Pharmalobby plant neue Schweinegrippe-Panikmache auszuschlachten

Der H1N1-Ausbruch im Jahre 2009 wurde bereits als gigantischer Schwindel entlarvt

Paul Joseph Watson, Prisonplanet.com, 03.12.2010

Angesichts der Aussichten auf neue Profite durch eine zweite Runde der Schweinegrippe-Epidemie läuft den Pharmagiganten das Wasser im Munde zusammen – völlig ungeachtet der Tatsache, dass der erste Ausbruch des H1N1-Virus im Jahre 2009 bereits als künstlich herbeigeführter Schwindel entlarvt wurde, der von den Pharmakonzernen in Zusammenarbeit mit der Weltgesundheitsorganisation der Vereinten Nationen (WHO) ausgeheckt wurde.

Nun warnen Grippe-Experten in Großbritannien davor, dass eine neue H1N1-Epidemie unmittelbar bevorstehe – natürlich genau zu dem Zeitpunkt, an dem 9 Millionen britische Kinder kurz davor stehen, nach den Weihnachtsferien wieder in die Schule zu gehen.
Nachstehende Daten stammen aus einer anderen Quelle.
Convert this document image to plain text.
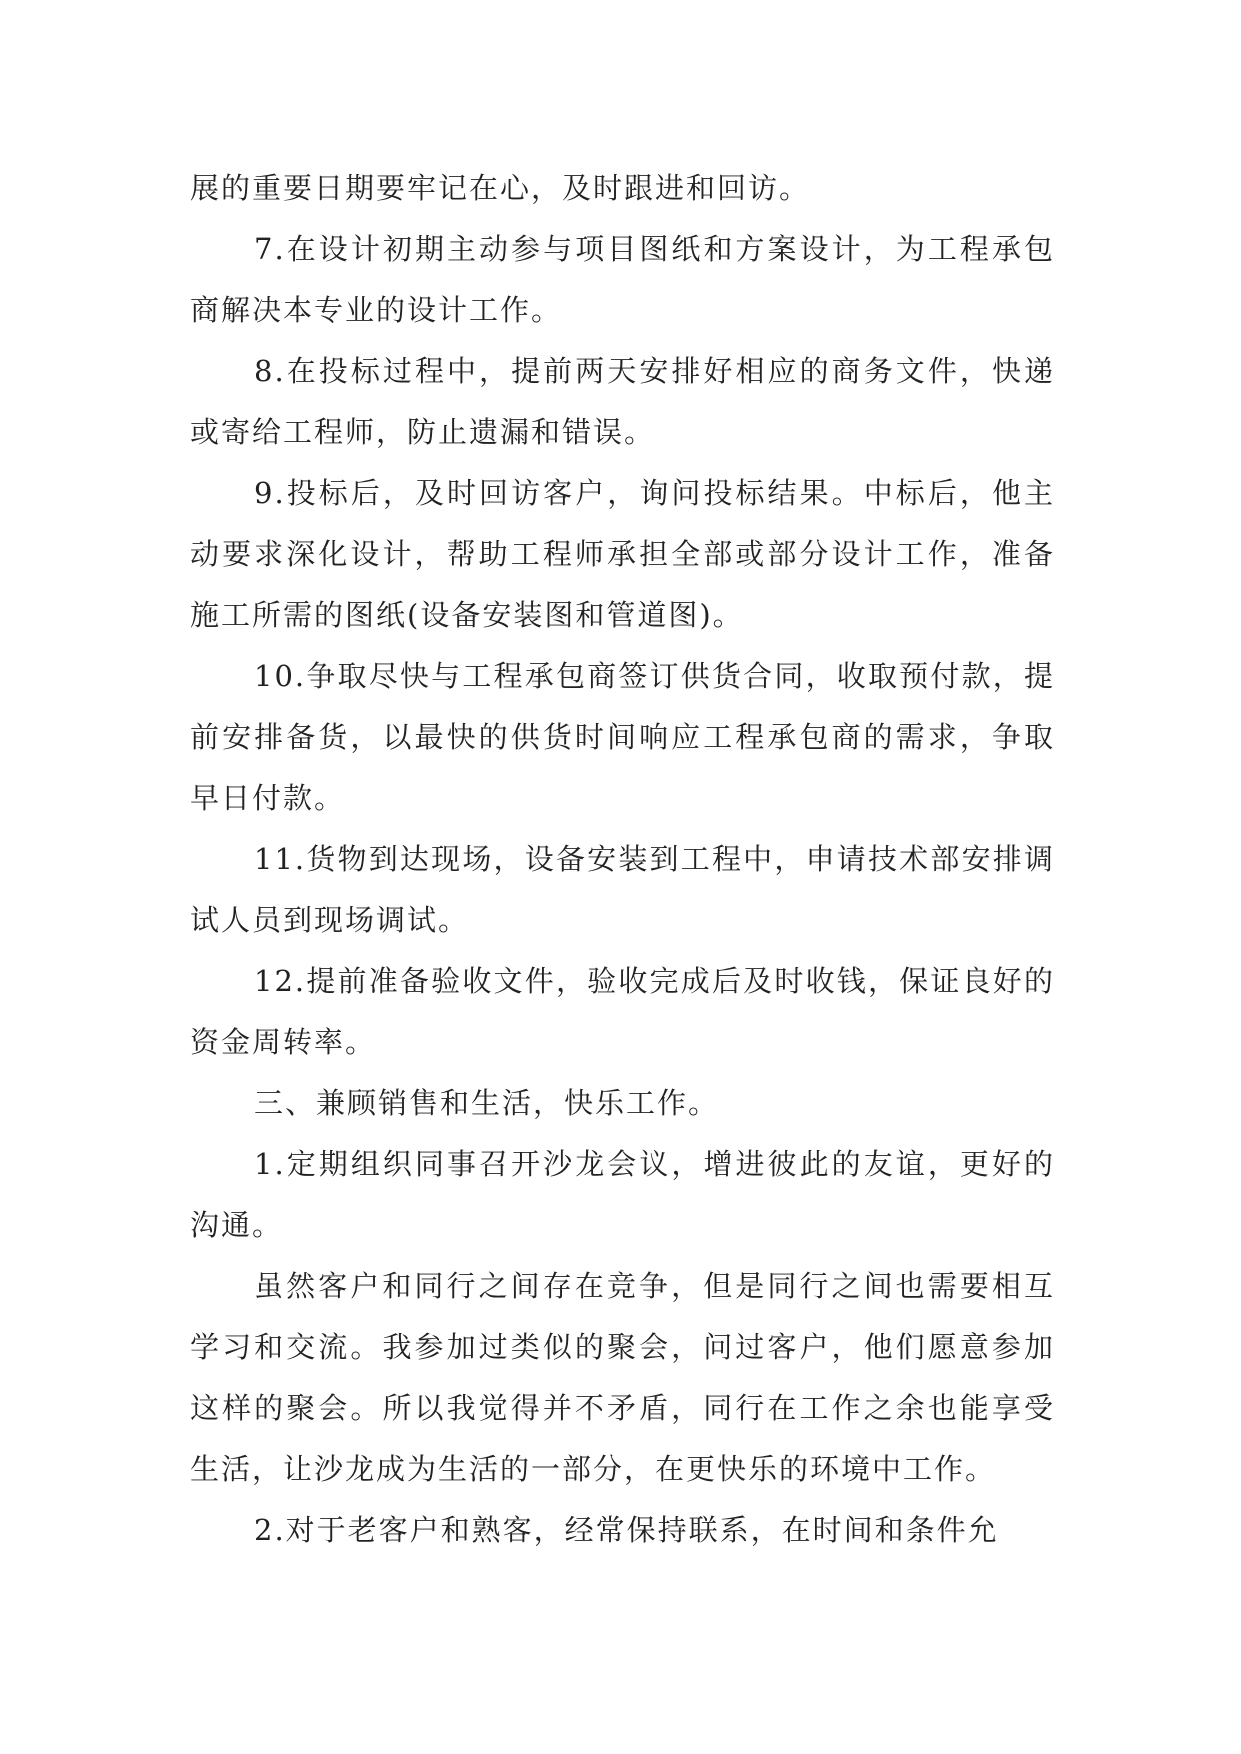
展的重要日期要牢记在心，及时跟进和回访。

7.在设计初期主动参与项目图纸和方案设计，为工程承包商解决本专业的设计工作。

8.在投标过程中，提前两天安排好相应的商务文件，快递或寄给工程师，防止遗漏和错误。

9.投标后，及时回访客户，询问投标结果。中标后，他主动要求深化设计，帮助工程师承担全部或部分设计工作，准备施工所需的图纸(设备安装图和管道图)。

10.争取尽快与工程承包商签订供货合同，收取预付款，提前安排备货，以最快的供货时间响应工程承包商的需求，争取早日付款。

11.货物到达现场，设备安装到工程中，申请技术部安排调试人员到现场调试。

12.提前准备验收文件，验收完成后及时收钱，保证良好的资金周转率。

三、兼顾销售和生活，快乐工作。

1.定期组织同事召开沙龙会议，增进彼此的友谊，更好的沟通。

虽然客户和同行之间存在竞争，但是同行之间也需要相互学习和交流。我参加过类似的聚会，问过客户，他们愿意参加这样的聚会。所以我觉得并不矛盾，同行在工作之余也能享受生活，让沙龙成为生活的一部分，在更快乐的环境中工作。

2.对于老客户和熟客，经常保持联系，在时间和条件允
In Großbritannien sind seit Oktober 2010 36 Schweingrippetote gemeldet worden.

Obwohl die Zahl der Menschen in Großbritannien, die eine Grippeimpfung ablehnen, förmlich explodiert, nachdem über die Gefahren der Impfung flächendeckend berichtet wurde, sollten Sie dennoch damit rechnen, dass das Establishment versuchen wird, die aktuelle Situation wirkungsvoll auszuschlachten, indem Ängste einer Pandemie geschürt werden, um die Menschen so zu zwingen, sich quecksilberhaltige Impfungen verabreichen zu lassen, die mit lähmenden neurologischen Krankheiten, Krämpfen und Todesfällen in Verbindung gebracht worden sind.

Die parlamentarische Versammlung des Europarats fand heraus, dass es sich bei dem H1N1-Ausbruch im Jahre 2009 um eine völlig überzogene List der Pharmagiganten handelte, um mit dem Verkauf der gefährlichen und unnötigen Impfungen gigantische Profite einzustreichen.

Der damalige Vorsitzende des Unterausschusses für Gesundheit des Europarats, Wolfgang Wodarg, erklärte, dass den Regierungen durch Lobbygruppen innerhalb der Pharmabranche und die Weltgesundheitsorganisation der Vereinten Nationen „gedroht“ wurde, und die Regierungen dazu gedrängt wurden, die Impfungen zu kaufen und ihre Bevölkerungen zu impfen – alles ohne handfesten wissenschaftlichen Grund.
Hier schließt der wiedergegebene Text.